Homilia no II Domingo da Páscoa B 2021
1. Imagino que a pedra de tropeço deste Evangelho seja, para muitos, a dúvida de Tomé. Para mim, sinceramente, não é. A minha pedra de toque são os troféus que Jesus apresenta como credencial da sua vitória pascal sobre a morte: Jesus exibe as suas feridas, os sinais dos cravos da sua crucifixão e desafia Tomé a pôr o dedo nas feridas. Esperávamos nós que Jesus conduzisse Tomé à fé por via de algum milagre, graças a algum feito ou efeito extraordinário. Mas não. Jesus exibe as feridas para dizer que o Ressuscitado não é uma ilusão, a projeção de um desejo. O Ressuscitado é o Crucificado. Mas, ao mostrar as feridas, Jesus está também a dizer-nos que a Sua Ressurreição não O descolou nem O deslocou ou isolou do nosso sofrimento.

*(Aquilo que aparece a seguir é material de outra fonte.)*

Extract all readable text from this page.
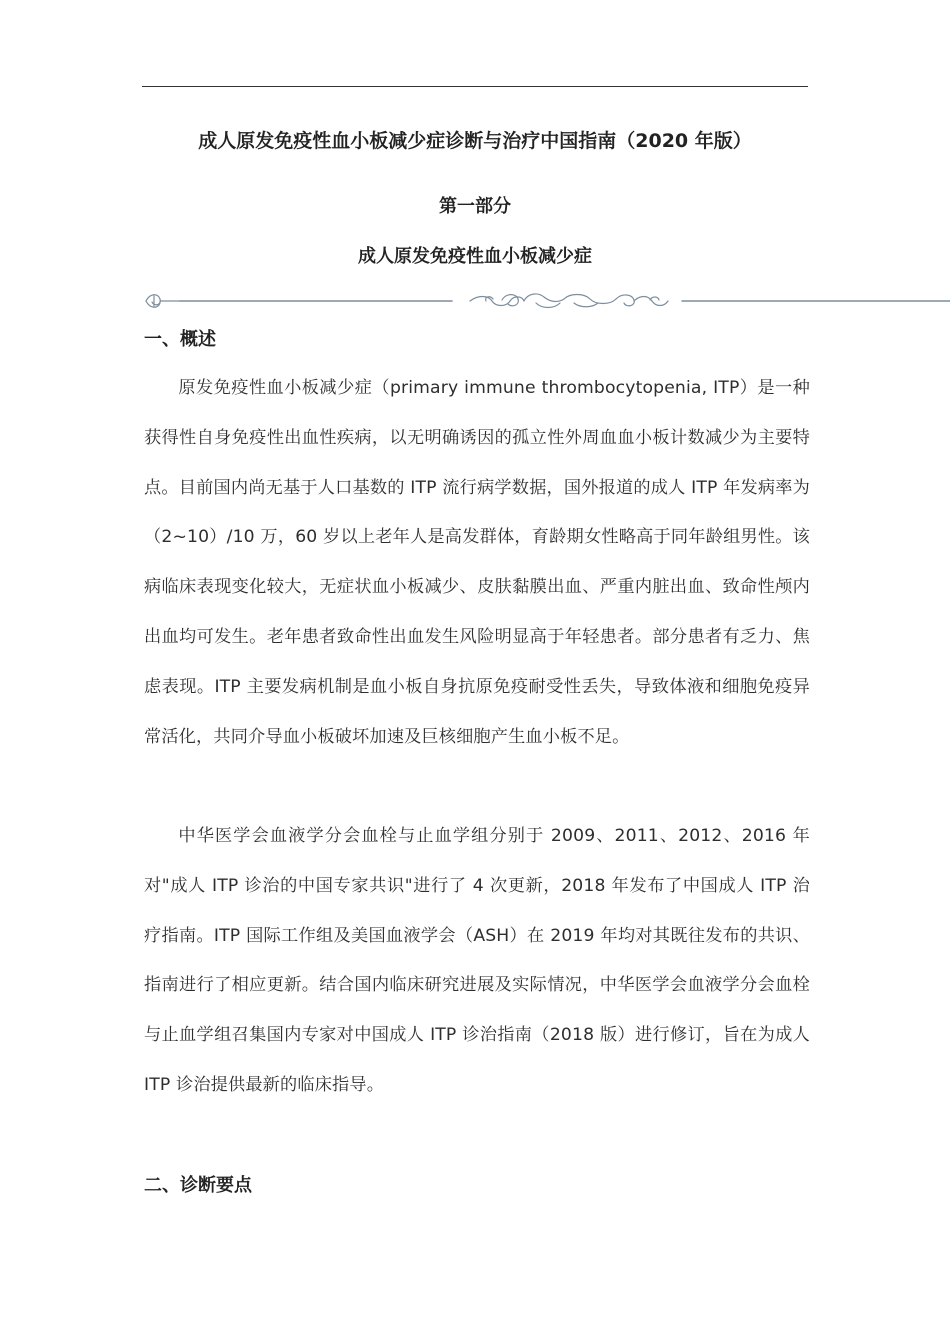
成人原发免疫性血小板减少症诊断与治疗中国指南（2020 年版）
第一部分
成人原发免疫性血小板减少症
一、概述

原发免疫性血小板减少症（primary immune thrombocytopenia, ITP）是一种获得性自身免疫性出血性疾病，以无明确诱因的孤立性外周血血小板计数减少为主要特点。目前国内尚无基于人口基数的 ITP 流行病学数据，国外报道的成人 ITP 年发病率为（2~10）/10 万，60 岁以上老年人是高发群体，育龄期女性略高于同年龄组男性。该病临床表现变化较大，无症状血小板减少、皮肤黏膜出血、严重内脏出血、致命性颅内出血均可发生。老年患者致命性出血发生风险明显高于年轻患者。部分患者有乏力、焦虑表现。ITP 主要发病机制是血小板自身抗原免疫耐受性丢失，导致体液和细胞免疫异常活化，共同介导血小板破坏加速及巨核细胞产生血小板不足。

中华医学会血液学分会血栓与止血学组分别于 2009、2011、2012、2016 年对"成人 ITP 诊治的中国专家共识"进行了 4 次更新，2018 年发布了中国成人 ITP 治疗指南。ITP 国际工作组及美国血液学会（ASH）在 2019 年均对其既往发布的共识、指南进行了相应更新。结合国内临床研究进展及实际情况，中华医学会血液学分会血栓与止血学组召集国内专家对中国成人 ITP 诊治指南（2018 版）进行修订，旨在为成人 ITP 诊治提供最新的临床指导。

二、诊断要点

2.O sofrimento, que se torna para muitos a tal pedra de tropeço na fé, é, para outros, a experiência humana mais fraturante, capaz de abrir uma brecha naquelas portas do coração cerradas e encerradas a Deus. A experiência do sofrimento é talvez aquela que mais reclama por um sentido, que mais desperta em nós a sede de um Deus e de uma resposta da parte d’Ele. Ora, só um Deus humano, ferido por amor, pode responder pela dor, por todas as nossas feridas!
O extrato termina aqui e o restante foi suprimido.